The cons of 403(b) retirement plans include:

  • Fewer investment options. With a 403(b) plan, your employees can only invest in mutual funds and annuities. If you want to allow your employees to contribute to a more diverse set of investment options such as stocks and bonds, other options may better offer this capability.
  • No nondiscrimination testing. Unlike many other retirement plan options, non-ERISA 403(b) plans do not require providers to partake in nondiscrimination testing. These annual tests help employers ensure that higher-level or higher-paid employees aren’t receiving more benefits from a plan than are other employees. In other words, non-ERISA 403(b) plans may be less fair for your team.

Choose your 403(b) plan wisely

If you’ve decided 403(b) plans are right for your organization, make sure to opt for ERISA-protected plans. This helps protect your employees’ savings from creditors. Just as many companies become LLCs to protect their assets, it’s smart to put in protections for your employees’ assets. When an employer offers 403(b) plans without employer matching and thus without ERISA compliance, the employees’ contributions may be at risk of seizure from creditors looking to collect on debts.

Also choose plans that are user-friendly, easy to set up and maintain, and replete with low-cost passive funds.

How can I set up a 403(b) plan for my employees?

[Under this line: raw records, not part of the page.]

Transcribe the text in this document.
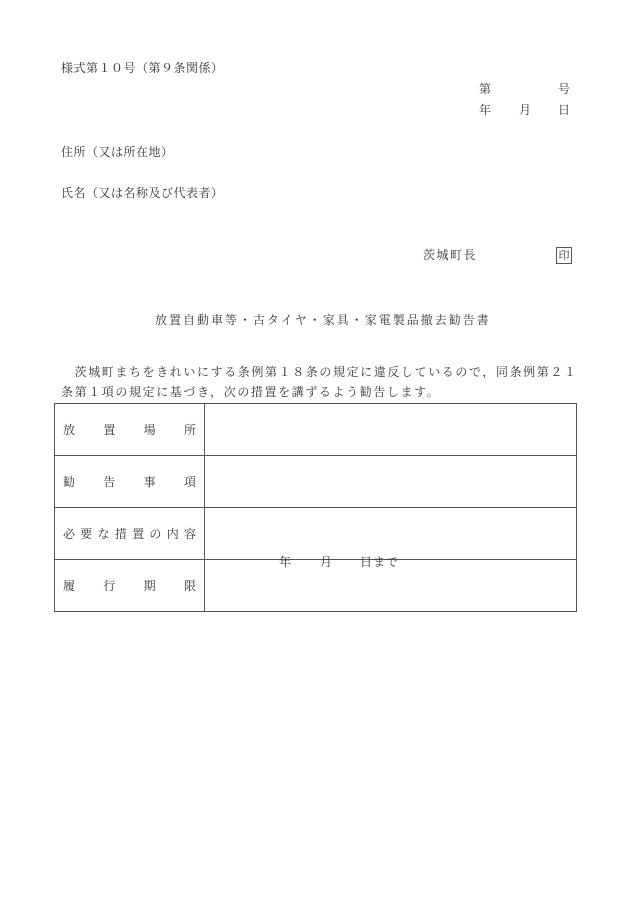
様式第１０号（第９条関係）
第	号
年 月 日
住所（又は所在地）
氏名（又は名称及び代表者）
茨城町長	印
放置自動車等・古タイヤ・家具・家電製品撤去勧告書
　茨城町まちをきれいにする条例第１８条の規定に違反しているので，同条例第２１
条第１項の規定に基づき，次の措置を講ずるよう勧告します。
放 置 場 所	

勧 告 事 項	

必 要 な 措 置 の 内 容

履 行 期 限	年 月 日まで
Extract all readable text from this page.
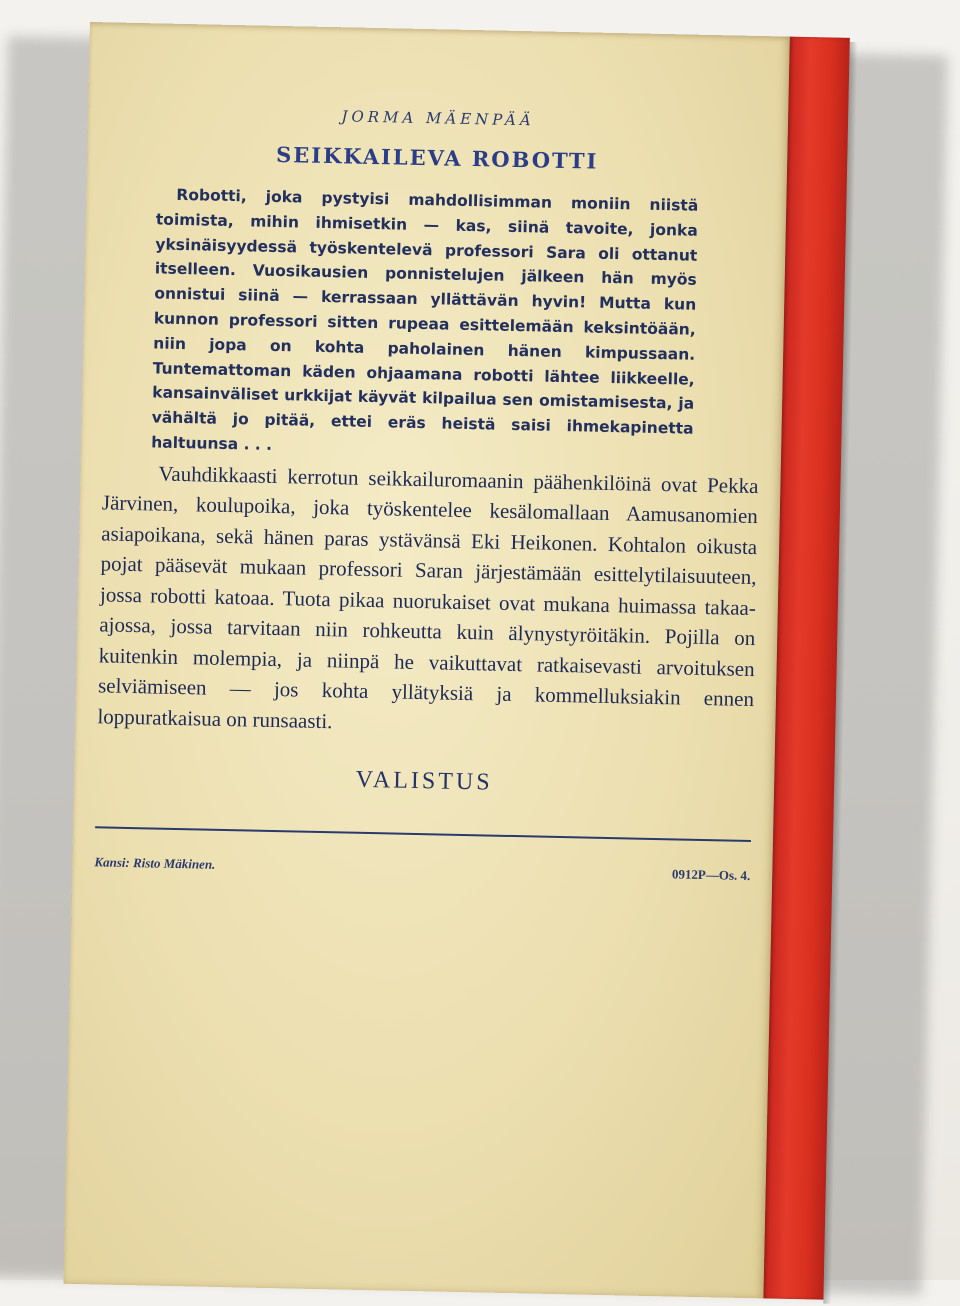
JORMA MÄENPÄÄ

SEIKKAILEVA ROBOTTI

Robotti, joka pystyisi mahdollisimman moniin niistä toimista, mihin ihmisetkin — kas, siinä tavoite, jonka yksinäisyydessä työskentelevä professori Sara oli ottanut itselleen. Vuosikausien ponnistelujen jälkeen hän myös onnistui siinä — kerrassaan yllättävän hyvin! Mutta kun kunnon professori sitten rupeaa esittelemään keksintöään, niin jopa on kohta paholainen hänen kimpussaan. Tuntemattoman käden ohjaamana robotti lähtee liikkeelle, kansainväliset urkkijat käyvät kilpailua sen omistamisesta, ja vähältä jo pitää, ettei eräs heistä saisi ihmekapinetta haltuunsa . . .

Vauhdikkaasti kerrotun seikkailuromaanin päähenkilöinä ovat Pekka Järvinen, koulupoika, joka työskentelee kesälomallaan Aamusanomien asiapoikana, sekä hänen paras ystävänsä Eki Heikonen. Kohtalon oikusta pojat pääsevät mukaan professori Saran järjestämään esittelytilaisuuteen, jossa robotti katoaa. Tuota pikaa nuorukaiset ovat mukana huimassa takaa-ajossa, jossa tarvitaan niin rohkeutta kuin älynystyröitäkin. Pojilla on kuitenkin molempia, ja niinpä he vaikuttavat ratkaisevasti arvoituksen selviämiseen — jos kohta yllätyksiä ja kommelluksiakin ennen loppuratkaisua on runsaasti.

VALISTUS

Kansi: Risto Mäkinen.
0912P—Os. 4.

Insurance companies typically administer 403(b) plans, but some other types of financial services companies offer them as well.

As you evaluate 403(b) providers, you’ll want to consider the following:

  • How easy it is to set up and administer the plan
  • Investment options
  • Administrative costs
  • Amount of assets a provider will manage
  • Any additional services you may want
  • How aggressively a sales representative is selling the plan (a hard sell may signal that it’s a low-quality plan)

A good 403(b) plan should:

  • Offer low-cost passive funds like Exchange Traded Funds (ETFs)
  • Offer a broad range of assets and classes
  • Typically charge no more than 0.50% per year in expense ratios for different funds (the lower the percentage the better)
  • Have ERISA protection to ensure the plan’s quality

With a little research and planning, you should be able to find the right 403(b) plan administrator that meets your employees’ needs without exceeding your budget. Once you choose a 403(b) plan, you can add it as a benefit to your payroll company account, and your provider will take care of the rest.